How often do you think about the terms and conditions upon which you do business and how much thought did you put into them in the first place?  Some people do business without even using formal terms and conditions in the hope that problems never arise.  Others (often after a experiencing the difficulties and expense that a contractual dispute can present) once went to the effort of preparing terms and conditions, only to have developed their business without updating their terms.

In the recent case of Kingsway Hall Hotel Ltd v Red Sky IT (Hounslow) Limited a supplier faced unlimited liability and a pay out in excess of £100,000 after unsuccessfully trying to rely on inadequate and outdated terms and conditions.

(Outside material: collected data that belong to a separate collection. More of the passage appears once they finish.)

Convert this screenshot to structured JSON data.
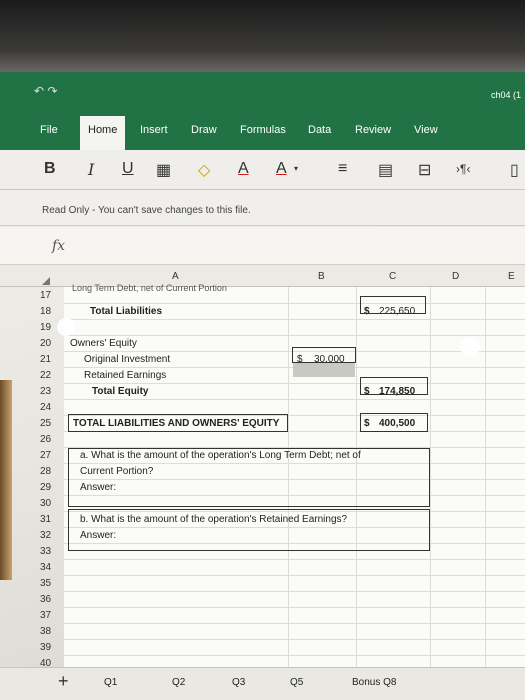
{
  "window": {
    "title": "ch04 (1"
  },
  "ribbon": {
    "tabs": [
      "File",
      "Home",
      "Insert",
      "Draw",
      "Formulas",
      "Data",
      "Review",
      "View"
    ],
    "active_tab": "Home",
    "tools": [
      "B",
      "I",
      "U",
      "A",
      "A"
    ]
  },
  "notice": "Read Only - You can't save changes to this file.",
  "formula_bar": {
    "label": "fx",
    "value": ""
  },
  "columns": [
    "A",
    "B",
    "C",
    "D",
    "E"
  ],
  "rows": [
    {
      "n": "17",
      "text": "Long Term Debt, net of Current Portion"
    },
    {
      "n": "18",
      "a": "Total Liabilities",
      "c_sym": "$",
      "c_val": "225,650"
    },
    {
      "n": "19"
    },
    {
      "n": "20",
      "a": "Owners' Equity"
    },
    {
      "n": "21",
      "a": "Original Investment",
      "b_sym": "$",
      "b_val": "30,000"
    },
    {
      "n": "22",
      "a": "Retained Earnings"
    },
    {
      "n": "23",
      "a": "Total Equity",
      "c_sym": "$",
      "c_val": "174,850"
    },
    {
      "n": "24"
    },
    {
      "n": "25",
      "a": "TOTAL LIABILITIES AND OWNERS' EQUITY",
      "c_sym": "$",
      "c_val": "400,500"
    },
    {
      "n": "26"
    },
    {
      "n": "27",
      "a": "a. What is the amount of the operation's Long Term Debt; net of"
    },
    {
      "n": "28",
      "a": "Current Portion?"
    },
    {
      "n": "29",
      "a": "Answer:"
    },
    {
      "n": "30"
    },
    {
      "n": "31",
      "a": "b. What is the amount of the operation's Retained Earnings?"
    },
    {
      "n": "32",
      "a": "Answer:"
    },
    {
      "n": "33"
    },
    {
      "n": "34"
    },
    {
      "n": "35"
    },
    {
      "n": "36"
    },
    {
      "n": "37"
    },
    {
      "n": "38"
    },
    {
      "n": "39"
    },
    {
      "n": "40"
    }
  ],
  "sheets": [
    "Q1",
    "Q2",
    "Q3",
    "Q5",
    "Bonus Q8"
  ],
  "add_sheet": "+"
}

In this case, software supplier, Red Sky provided a software package to Kingsway on its standard terms and conditions and sought to rely on exclusion and limitation of liability clauses to protect itself from proceedings brought by Kingsway for losses suffered by the hotel as a consequence of missed bookings caused by problems in the software.

The court ruled that even though the two parties were dealing with each other as businesses, there was a significant inequality of bargaining power.  The court took this view because the parties had bargained only on price, not over the standard terms and conditions of Red Sky.  There had not been a long course of dealings between the parties and the claimant had relied on the advice of the defendant that the system was suitable for its needs.  Further, the standard terms and conditions of the defendant were drafted on the assumption that the customer would receive the operating manual and have the benefit of a demonstration before deciding whether to accept the product.

The Unfair Contract Terms Act 1977 (UCTA) requires that exclusion or limitation of liability clauses must be reasonable but the courts have traditionally been reluctant to apply UCTA to intervene in commercial bargains.

In the circumstances however the court held that the claimant had been entitled to reject the software, as it was not of satisfactory quality or fit for purpose.  The limitations and exclusions of liability in the defendant’s standard terms and conditions were not reasonable so were unenforceable.

The case is an important reminder that standard terms and conditions must be carefully drafted and regularly reviewed to ensure that they do not contain any irrelevant or inappropriate terms.  Further, if limitations and exclusions of liability are unreasonable then they will not be enforceable, even in commercial agreements.